So much for the year of pretending
The new law that made modest but important improvements to the nation's health insurance system -- including some common- sense things that nonetheless took almost a century to achieve -- was going to be President Obama's signature accomplishment heading into the 2010 midterm elections. Until, that is, Democrats forgot how to defend themselves by speaking clear English in front of television cameras and instead scrambled for cover amid misguided cries of Marxism and fascism and other things that are neither the same nor true.
The election of a batch of tea-party-fueled conservative Republican congressmen was supposed to signal a new era of fiscal discipline and concern for balanced budgets. Until, that is, the time came for GOP leaders to stand firm in defense of tax cuts for multimillionaires instead of using that money to pay down the very deficit that is supposedly the nation's foremost problem.
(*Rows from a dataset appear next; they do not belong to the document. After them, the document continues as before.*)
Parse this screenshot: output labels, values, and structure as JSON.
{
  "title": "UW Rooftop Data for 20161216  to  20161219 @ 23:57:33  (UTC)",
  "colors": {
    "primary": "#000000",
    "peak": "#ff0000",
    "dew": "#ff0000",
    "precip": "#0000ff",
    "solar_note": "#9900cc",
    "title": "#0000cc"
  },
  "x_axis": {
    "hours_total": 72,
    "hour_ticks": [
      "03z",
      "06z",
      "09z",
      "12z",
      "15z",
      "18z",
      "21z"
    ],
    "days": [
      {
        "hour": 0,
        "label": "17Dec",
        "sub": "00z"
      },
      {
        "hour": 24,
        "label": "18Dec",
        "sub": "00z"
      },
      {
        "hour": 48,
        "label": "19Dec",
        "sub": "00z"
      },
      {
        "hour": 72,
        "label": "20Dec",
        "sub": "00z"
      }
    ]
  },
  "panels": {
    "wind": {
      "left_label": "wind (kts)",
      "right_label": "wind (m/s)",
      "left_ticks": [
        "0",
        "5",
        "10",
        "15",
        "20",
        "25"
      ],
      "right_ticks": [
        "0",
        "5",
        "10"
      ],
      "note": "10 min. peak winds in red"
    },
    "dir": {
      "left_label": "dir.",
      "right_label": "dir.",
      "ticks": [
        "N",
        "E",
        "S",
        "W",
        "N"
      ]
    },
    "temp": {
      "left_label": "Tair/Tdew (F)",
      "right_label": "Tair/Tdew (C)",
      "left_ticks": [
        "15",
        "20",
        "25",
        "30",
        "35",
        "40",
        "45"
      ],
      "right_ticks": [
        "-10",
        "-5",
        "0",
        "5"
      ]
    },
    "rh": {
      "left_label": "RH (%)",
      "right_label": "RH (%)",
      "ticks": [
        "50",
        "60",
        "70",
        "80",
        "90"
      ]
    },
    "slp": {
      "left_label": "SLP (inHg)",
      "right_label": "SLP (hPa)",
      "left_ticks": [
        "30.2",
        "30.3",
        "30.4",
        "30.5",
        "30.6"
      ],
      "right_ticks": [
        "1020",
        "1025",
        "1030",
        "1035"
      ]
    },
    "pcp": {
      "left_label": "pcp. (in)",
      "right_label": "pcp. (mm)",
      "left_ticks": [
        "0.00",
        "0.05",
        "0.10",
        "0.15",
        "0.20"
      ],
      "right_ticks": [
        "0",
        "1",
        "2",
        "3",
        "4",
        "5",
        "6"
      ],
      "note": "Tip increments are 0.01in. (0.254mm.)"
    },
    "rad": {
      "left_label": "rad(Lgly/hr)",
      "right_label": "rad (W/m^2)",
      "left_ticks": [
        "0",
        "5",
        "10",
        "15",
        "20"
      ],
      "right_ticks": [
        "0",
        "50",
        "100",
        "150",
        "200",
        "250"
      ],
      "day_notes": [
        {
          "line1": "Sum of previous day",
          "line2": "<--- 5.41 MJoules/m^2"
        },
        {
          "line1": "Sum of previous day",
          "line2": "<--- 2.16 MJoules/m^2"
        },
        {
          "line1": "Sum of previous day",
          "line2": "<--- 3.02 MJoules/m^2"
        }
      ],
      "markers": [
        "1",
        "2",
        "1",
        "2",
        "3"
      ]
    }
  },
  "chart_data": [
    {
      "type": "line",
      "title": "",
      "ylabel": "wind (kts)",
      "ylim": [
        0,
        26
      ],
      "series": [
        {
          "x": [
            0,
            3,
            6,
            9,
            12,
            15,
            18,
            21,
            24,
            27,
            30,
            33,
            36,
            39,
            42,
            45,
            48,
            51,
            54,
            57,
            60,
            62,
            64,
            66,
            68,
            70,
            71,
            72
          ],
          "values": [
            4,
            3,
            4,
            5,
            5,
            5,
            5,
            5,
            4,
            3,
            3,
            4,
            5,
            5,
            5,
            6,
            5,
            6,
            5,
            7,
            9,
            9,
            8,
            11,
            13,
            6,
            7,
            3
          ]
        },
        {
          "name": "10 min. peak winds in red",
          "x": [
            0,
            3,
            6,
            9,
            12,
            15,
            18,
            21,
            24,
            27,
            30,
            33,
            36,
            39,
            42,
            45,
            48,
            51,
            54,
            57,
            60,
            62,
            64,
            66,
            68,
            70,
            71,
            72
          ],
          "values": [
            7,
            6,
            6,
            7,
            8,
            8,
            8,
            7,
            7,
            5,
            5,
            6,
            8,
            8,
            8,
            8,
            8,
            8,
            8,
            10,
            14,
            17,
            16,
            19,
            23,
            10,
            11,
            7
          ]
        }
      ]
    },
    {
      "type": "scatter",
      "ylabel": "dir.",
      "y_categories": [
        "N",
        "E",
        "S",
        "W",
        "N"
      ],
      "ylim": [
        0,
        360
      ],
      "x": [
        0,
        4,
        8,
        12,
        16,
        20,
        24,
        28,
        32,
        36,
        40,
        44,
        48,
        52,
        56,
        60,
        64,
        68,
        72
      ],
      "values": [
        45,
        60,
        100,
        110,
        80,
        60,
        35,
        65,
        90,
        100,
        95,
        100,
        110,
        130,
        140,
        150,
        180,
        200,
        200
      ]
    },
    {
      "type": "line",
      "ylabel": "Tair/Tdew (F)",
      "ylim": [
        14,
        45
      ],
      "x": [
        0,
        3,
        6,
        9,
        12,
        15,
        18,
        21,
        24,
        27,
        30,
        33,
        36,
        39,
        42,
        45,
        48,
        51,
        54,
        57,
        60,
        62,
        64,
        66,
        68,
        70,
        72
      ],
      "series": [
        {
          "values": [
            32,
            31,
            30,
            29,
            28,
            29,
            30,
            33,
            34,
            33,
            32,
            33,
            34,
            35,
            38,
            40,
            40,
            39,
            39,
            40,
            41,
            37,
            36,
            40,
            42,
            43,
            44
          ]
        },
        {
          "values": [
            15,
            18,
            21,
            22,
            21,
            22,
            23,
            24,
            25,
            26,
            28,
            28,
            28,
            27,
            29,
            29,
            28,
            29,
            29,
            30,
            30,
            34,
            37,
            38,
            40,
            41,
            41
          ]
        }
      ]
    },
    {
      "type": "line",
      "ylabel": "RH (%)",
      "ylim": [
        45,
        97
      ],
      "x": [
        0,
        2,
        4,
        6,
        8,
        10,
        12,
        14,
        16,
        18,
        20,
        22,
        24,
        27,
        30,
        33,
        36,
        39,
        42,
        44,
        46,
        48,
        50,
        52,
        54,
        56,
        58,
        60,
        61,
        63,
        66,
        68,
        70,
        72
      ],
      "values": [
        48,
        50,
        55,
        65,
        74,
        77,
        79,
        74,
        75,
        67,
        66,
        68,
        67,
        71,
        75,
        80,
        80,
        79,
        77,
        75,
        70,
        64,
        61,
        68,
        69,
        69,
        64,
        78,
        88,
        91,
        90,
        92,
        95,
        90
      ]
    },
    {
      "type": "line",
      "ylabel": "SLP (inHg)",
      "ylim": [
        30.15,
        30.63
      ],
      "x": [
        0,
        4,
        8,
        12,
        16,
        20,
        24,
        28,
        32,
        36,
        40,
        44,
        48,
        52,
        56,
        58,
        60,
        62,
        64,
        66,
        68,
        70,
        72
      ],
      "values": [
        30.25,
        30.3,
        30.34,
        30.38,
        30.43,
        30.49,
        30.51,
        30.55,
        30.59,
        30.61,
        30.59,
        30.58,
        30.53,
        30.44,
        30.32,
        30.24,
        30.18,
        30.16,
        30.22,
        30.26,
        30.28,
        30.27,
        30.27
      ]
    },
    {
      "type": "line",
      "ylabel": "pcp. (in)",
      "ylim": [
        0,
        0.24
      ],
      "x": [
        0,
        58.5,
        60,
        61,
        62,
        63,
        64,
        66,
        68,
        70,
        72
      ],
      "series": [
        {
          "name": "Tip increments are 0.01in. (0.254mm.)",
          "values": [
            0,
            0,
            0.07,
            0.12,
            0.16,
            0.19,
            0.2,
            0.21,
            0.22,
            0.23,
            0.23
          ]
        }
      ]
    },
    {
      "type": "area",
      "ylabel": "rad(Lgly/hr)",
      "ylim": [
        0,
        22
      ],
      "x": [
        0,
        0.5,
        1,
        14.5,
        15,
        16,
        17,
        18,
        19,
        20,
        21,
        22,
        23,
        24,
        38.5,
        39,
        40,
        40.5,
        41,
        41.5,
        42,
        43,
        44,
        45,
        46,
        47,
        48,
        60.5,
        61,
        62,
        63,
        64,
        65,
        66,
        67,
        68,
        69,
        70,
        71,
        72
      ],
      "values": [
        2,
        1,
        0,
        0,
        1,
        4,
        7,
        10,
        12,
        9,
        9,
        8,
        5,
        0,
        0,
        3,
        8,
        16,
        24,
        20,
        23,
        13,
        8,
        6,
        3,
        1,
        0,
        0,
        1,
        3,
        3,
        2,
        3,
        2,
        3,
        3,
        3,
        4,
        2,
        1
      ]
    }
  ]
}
The emergence of Artur Davis and Bradley Byrne as Alabama's leading gubernatorial contenders was going to give state voters a vigorous governor's race with a vibrant discussion of the sort of reforms needed to propel Alabama into the 21st century. Until, that is, primary voters chose instead a comparative snore-fest between a guy whose campaign made him come across as a one-trick gambling pony and a guy who can create jobs because, um, he's a doctor?
The ascendance of the Alabama Crimson Tide to the top of the preseason football polls on the heels of a resounding national championship victory was supposed to mark the beginning of a decade-long dynasty the likes of which no one has ever seen, or at least hasn't seen since ESPN spent the entire 2005 season pumping up USC for a fall. And OK, the dynasty still might happen, but three losses sure were a revolting turn of events in the face of restored high expectations. (Seriously, has anyone looked into Peyton Manning's whereabouts on that one solitary afternoon when a quarterback alleged to be Stephen Garcia turned into the destroyer of worlds?)
All of those things and so much more were going to be different, but they weren't. Ah, well, that's life. Let's try again in 2011. Happy new year, everyone.